Introduction
PostgreSQL 14 is introducing a new parameter log_recovery_conflict_waits. It is useful in determining if recovery conflicts prevent the recovery from applying WAL.
Example
Say, you have a standby in place with max_standby_streaming_delay set to 30s (default value). Then you would notice recovery conflicts (if any) when the recovery is waiting for more than 30s.
You would get, messages like:
ERROR: canceling statement due to conflict with recovery
DETAIL: User query might have needed to see row versions that must be removed.
And that would be also visible in the pg_stat_database_conflicts view:
postgres=# select * from pg_stat_database_conflicts where datname='postgres';
datid | datname | confl_tablespace | confl_lock | confl_snapshot | confl_bufferpin | confl_deadlock
-------+----------+------------------+------------+----------------+-----------------+----------------
13842 | postgres | 0 | 0 | 1 | 1 | 0
(1 row)
but you won’t see any of those if the recovery was blocked for less than 30s (while generating lag).
It means this could be difficult to diagnose where the recovery lag is coming from (if any).

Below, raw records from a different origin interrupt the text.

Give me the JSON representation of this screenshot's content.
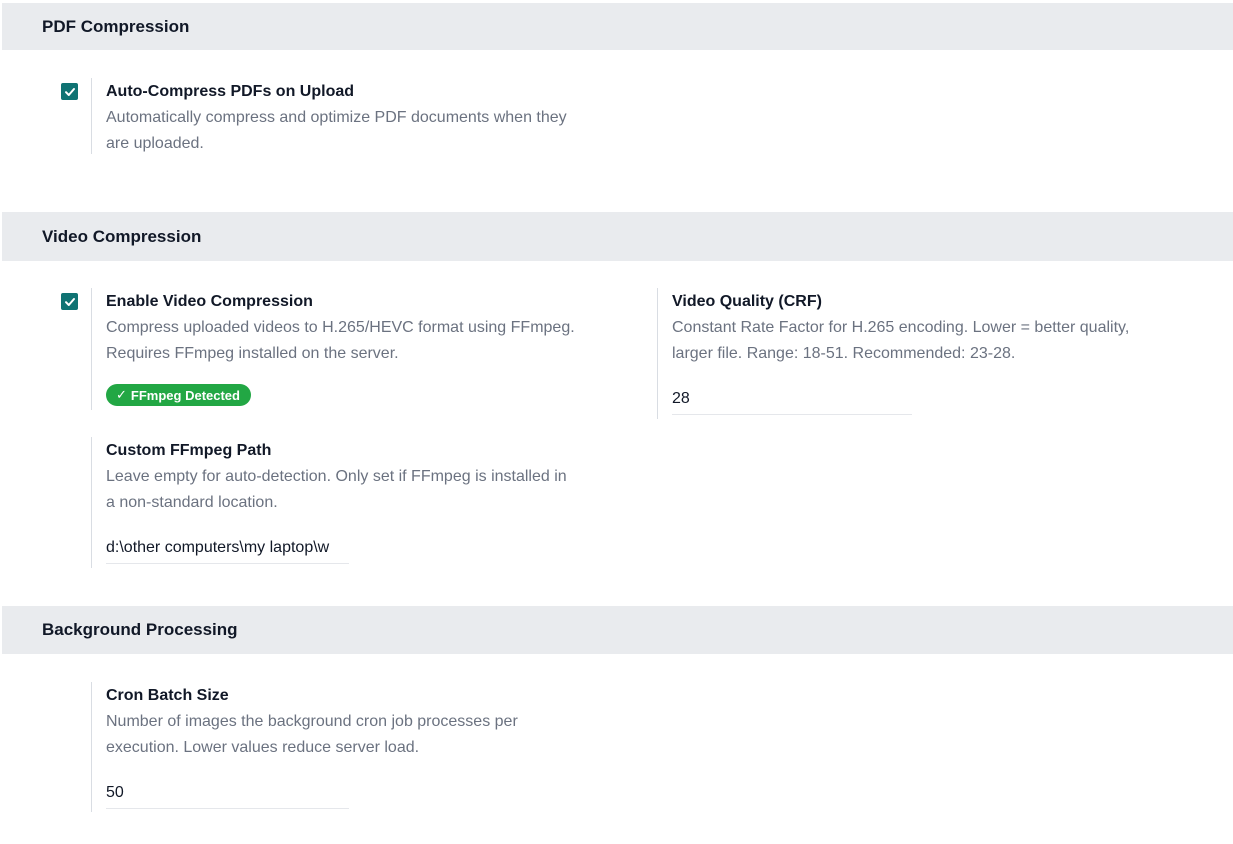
{
  "sections": {
    "pdf": {
      "title": "PDF Compression",
      "auto_compress": {
        "checked": true,
        "title": "Auto-Compress PDFs on Upload",
        "desc_line1": "Automatically compress and optimize PDF documents when they",
        "desc_line2": "are uploaded."
      }
    },
    "video": {
      "title": "Video Compression",
      "enable": {
        "checked": true,
        "title": "Enable Video Compression",
        "desc_line1": "Compress uploaded videos to H.265/HEVC format using FFmpeg.",
        "desc_line2": "Requires FFmpeg installed on the server.",
        "badge_icon": "✓",
        "badge_label": "FFmpeg Detected",
        "badge_color": "#22a744"
      },
      "quality": {
        "title": "Video Quality (CRF)",
        "desc_line1": "Constant Rate Factor for H.265 encoding. Lower = better quality,",
        "desc_line2": "larger file. Range: 18-51. Recommended: 23-28.",
        "value": "28"
      },
      "ffmpeg_path": {
        "title": "Custom FFmpeg Path",
        "desc_line1": "Leave empty for auto-detection. Only set if FFmpeg is installed in",
        "desc_line2": "a non-standard location.",
        "value": "d:\\other computers\\my laptop\\w"
      }
    },
    "background": {
      "title": "Background Processing",
      "cron_batch": {
        "title": "Cron Batch Size",
        "desc_line1": "Number of images the background cron job processes per",
        "desc_line2": "execution. Lower values reduce server load.",
        "value": "50"
      }
    }
  },
  "colors": {
    "accent": "#0f7373",
    "header_bg": "#e9ebee",
    "muted_text": "#6b7280"
  }
}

And that’s where the new parameter comes into play, by setting it to on
you would get things like:
LOG: recovery still waiting after 1024.777 ms: recovery conflict on snapshot
DETAIL: Conflicting process: 10156.
CONTEXT: WAL redo at 0/3044D08 for Heap2/PRUNE: latestRemovedXid 744 nredirected 0 ndead 1; blkref #0: rel 1663/13842/16385, blk 0
LOG: recovery finished waiting after 18042.573 ms: recovery conflict on snapshot
CONTEXT: WAL redo at 0/3044D08 for Heap2/PRUNE: latestRemovedXid 744 nredirected 0 ndead 1; blkref #0: rel 1663/13842/16385, blk 0
We can see the time the recovery had to wait (18s) before the conflict has been resolved (without any cancellations).
Remarks
- You can also see useful information about the WAL record the recovery was blocked on.
- This WAL record information is printed in the same format as pg_waldump.
Conclusion
Thanks to the new log_recovery_conflict_waits parameter we now have more information when a recovery conflict is occuring longer than deadlock_timeout.